Kreisverkehr, statt Ampeln. Gefühlt alle 100m. Stop and go, bis zu der großen Autobrücke, die übers Wasser nach Venedig führt. Zur Piazzale Roma. Danach geht nichts mehr. Zumindest für den Autoverkehr.
Die Brücke zügig in Vorfreude auf das kommende zu überqueren, ist tückisch.
Sie hat mich vor ein paar Jahren 250 € gekostet. Wegen einer Geschwindigkeitsüberschreitung von
1 km/h.
Seitdem, fahre ich so langsam, dass die Italiener sich an die Stirn tippen, wenn sie hupend, überholen. Mir egal. Ich biege ab zur Autofähre.
Am Lido di Venezia angekommen, herrscht schon geschäftiges Treiben.
Bereits jetzt versammeln sich größere Pinguingruppen, also Herren im Smoking, paradierend vorm noch unbeleuchteten FestivalPalast, entlang der Strandpromenade. Aufgerüscht, in fliederleichte aber teure Stoffe gehüllt, die weiblichen Begleiterinnen. Erste Selfies vorm Hotel Excelsior. Die Damen schürzen die gespritzten Lippen, rücken die silikongestützten Aufbauten in Stellung und posieren. Drunten bei der Lagune, schaukelt, im Kontrast dazu, friedlich die EDIPO RES, ein kleines Segelboot, mit Kajütenaufbau und genügend Platz für Schlaf und bescheidenem Wohnraum im Bauch.
Vor 10 Jahren tauchte ein Pärchen an ebendieser Stelle auf, lichtete den Anker und stellte ein paar Tische ans Ufer.
Heute ist daraus ein mittelgroßes Unternehmen geworden.
Mit Restaurantcontainern, Fressbuden, Bars, Liegestühlen und Entertainment.
Längst kein Geheimtipp mehr für entspanntes chillen, abseits des Festivals.
Noch aber ist es still. Nur kreischende Möven und das rhythmische Plätschern der Meereswellen die den Bug umspielen.

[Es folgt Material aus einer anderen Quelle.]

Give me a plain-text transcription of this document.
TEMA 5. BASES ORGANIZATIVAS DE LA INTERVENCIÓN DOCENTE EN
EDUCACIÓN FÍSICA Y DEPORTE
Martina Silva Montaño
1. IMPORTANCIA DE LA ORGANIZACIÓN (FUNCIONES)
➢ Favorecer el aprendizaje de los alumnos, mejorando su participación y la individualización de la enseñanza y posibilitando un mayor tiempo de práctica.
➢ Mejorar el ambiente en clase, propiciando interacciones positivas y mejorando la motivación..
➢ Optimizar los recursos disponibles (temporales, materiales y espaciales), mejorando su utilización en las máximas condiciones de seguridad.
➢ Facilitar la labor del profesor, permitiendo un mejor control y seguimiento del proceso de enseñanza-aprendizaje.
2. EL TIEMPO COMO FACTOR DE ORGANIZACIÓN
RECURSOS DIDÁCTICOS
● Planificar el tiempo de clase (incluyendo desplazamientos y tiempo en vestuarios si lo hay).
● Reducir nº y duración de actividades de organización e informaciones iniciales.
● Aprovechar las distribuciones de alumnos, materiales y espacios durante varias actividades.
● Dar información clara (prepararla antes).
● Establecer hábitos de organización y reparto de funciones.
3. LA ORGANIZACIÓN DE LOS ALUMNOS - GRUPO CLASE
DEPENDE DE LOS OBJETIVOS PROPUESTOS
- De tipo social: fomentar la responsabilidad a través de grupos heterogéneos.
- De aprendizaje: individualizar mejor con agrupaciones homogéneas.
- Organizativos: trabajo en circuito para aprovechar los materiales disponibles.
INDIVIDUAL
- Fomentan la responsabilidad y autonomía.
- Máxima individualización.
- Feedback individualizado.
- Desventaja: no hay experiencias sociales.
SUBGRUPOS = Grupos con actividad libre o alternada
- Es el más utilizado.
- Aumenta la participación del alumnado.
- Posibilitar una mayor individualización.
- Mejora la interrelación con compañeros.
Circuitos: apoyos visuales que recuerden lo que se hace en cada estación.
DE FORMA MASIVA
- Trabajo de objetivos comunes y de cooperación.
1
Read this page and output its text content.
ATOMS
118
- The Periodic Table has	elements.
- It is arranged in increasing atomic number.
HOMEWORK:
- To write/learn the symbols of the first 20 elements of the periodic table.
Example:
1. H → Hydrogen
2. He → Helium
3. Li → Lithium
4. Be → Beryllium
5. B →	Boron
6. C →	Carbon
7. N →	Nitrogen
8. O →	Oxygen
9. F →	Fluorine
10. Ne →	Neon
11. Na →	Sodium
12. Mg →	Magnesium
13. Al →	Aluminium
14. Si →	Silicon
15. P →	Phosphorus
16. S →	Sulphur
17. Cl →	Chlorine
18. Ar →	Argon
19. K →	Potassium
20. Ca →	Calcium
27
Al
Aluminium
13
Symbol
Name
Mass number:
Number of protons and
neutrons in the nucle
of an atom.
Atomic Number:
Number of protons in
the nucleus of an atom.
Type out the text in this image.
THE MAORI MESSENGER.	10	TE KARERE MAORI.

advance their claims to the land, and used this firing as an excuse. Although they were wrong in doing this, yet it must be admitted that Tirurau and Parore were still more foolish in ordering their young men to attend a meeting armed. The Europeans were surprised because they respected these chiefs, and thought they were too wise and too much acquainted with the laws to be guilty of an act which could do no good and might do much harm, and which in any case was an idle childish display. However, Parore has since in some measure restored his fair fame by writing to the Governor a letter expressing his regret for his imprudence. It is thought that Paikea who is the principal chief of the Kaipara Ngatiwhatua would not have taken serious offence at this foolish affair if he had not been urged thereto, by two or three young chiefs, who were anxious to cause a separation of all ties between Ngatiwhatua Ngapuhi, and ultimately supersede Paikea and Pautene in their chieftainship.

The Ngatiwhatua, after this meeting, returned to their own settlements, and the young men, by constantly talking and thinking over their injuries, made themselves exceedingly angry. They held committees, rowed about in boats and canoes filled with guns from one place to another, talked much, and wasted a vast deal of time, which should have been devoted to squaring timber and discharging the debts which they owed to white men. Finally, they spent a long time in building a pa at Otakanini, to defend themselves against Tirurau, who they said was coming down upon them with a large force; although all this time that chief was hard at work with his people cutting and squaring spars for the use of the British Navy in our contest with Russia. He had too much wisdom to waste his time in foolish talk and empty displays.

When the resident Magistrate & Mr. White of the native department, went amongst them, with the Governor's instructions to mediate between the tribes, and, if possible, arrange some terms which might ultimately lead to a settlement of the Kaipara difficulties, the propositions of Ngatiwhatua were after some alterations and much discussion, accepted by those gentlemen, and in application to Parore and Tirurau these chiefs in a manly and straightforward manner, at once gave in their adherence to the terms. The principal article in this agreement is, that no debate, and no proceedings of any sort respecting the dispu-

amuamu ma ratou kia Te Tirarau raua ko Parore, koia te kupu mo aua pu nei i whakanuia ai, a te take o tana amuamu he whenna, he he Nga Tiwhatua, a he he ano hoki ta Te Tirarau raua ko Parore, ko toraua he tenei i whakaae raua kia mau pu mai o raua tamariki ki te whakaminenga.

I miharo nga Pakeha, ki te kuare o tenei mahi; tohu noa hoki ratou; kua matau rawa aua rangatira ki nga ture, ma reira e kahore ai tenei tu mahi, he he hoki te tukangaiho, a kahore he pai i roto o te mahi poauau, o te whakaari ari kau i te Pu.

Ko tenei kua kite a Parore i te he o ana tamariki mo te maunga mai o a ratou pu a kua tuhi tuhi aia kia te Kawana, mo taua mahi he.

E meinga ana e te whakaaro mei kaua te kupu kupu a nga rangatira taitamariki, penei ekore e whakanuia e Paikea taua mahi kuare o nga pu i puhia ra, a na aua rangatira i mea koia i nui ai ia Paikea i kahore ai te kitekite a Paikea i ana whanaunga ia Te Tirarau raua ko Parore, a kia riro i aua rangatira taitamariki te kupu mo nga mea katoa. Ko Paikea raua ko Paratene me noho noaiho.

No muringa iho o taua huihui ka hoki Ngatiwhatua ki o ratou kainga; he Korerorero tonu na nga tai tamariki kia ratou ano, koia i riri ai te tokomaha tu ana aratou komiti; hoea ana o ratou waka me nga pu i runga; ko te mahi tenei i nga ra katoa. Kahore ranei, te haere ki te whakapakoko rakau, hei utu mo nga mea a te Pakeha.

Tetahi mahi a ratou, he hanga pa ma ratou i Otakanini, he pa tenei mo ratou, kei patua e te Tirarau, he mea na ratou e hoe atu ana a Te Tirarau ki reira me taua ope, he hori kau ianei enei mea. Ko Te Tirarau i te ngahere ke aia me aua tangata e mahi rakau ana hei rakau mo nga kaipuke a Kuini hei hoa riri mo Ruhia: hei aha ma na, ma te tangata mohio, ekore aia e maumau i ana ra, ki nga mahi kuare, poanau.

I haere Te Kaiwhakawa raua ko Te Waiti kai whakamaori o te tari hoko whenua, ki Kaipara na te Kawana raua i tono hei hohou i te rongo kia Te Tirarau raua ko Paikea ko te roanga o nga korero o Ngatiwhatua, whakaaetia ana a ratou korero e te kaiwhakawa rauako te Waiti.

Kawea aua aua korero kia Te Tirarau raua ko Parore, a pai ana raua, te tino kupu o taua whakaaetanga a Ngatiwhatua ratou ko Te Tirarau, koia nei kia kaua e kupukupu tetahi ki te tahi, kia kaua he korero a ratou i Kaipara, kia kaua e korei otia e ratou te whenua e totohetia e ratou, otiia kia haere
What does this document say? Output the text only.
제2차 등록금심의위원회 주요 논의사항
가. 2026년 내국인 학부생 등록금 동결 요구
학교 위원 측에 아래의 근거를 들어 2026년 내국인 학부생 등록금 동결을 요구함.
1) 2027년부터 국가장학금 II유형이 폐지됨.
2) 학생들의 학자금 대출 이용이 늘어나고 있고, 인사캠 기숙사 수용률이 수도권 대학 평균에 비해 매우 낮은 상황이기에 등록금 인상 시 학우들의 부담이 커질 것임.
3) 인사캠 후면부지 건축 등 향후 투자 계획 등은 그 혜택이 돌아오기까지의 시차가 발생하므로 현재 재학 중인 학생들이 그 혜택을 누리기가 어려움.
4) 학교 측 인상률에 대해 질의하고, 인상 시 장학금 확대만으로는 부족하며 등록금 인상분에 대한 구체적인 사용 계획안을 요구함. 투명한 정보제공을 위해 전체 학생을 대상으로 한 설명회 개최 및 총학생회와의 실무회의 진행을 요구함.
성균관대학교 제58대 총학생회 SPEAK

Es ist gerade 15.00. Fünf Stunden noch bis zur Eröffnungsgala und der ersten Filmpremiere:
Nach 36 Jahren mit "Beetlejuice Beetlejuice" vom US-amerikanischen Regisseur Tim Burton. 1988 erschien der erste Teil der bizarren Fantasy-Horrorkomödie und wurde ein Erfolg, der Burton in die Top-Riege der Hollywood-Regisseure katapultierte - der Film hat bis heute Fans, die sich auf heiß ersehnte Fortsetzung freuen. Burton konnte für die Hauptrollen wieder Winona Ryder und Michael Keaton gewinnen. Neu dazugekommen sind Jenna Ortega, Willem Dafoe und die italienische Diva Monica Bellucci.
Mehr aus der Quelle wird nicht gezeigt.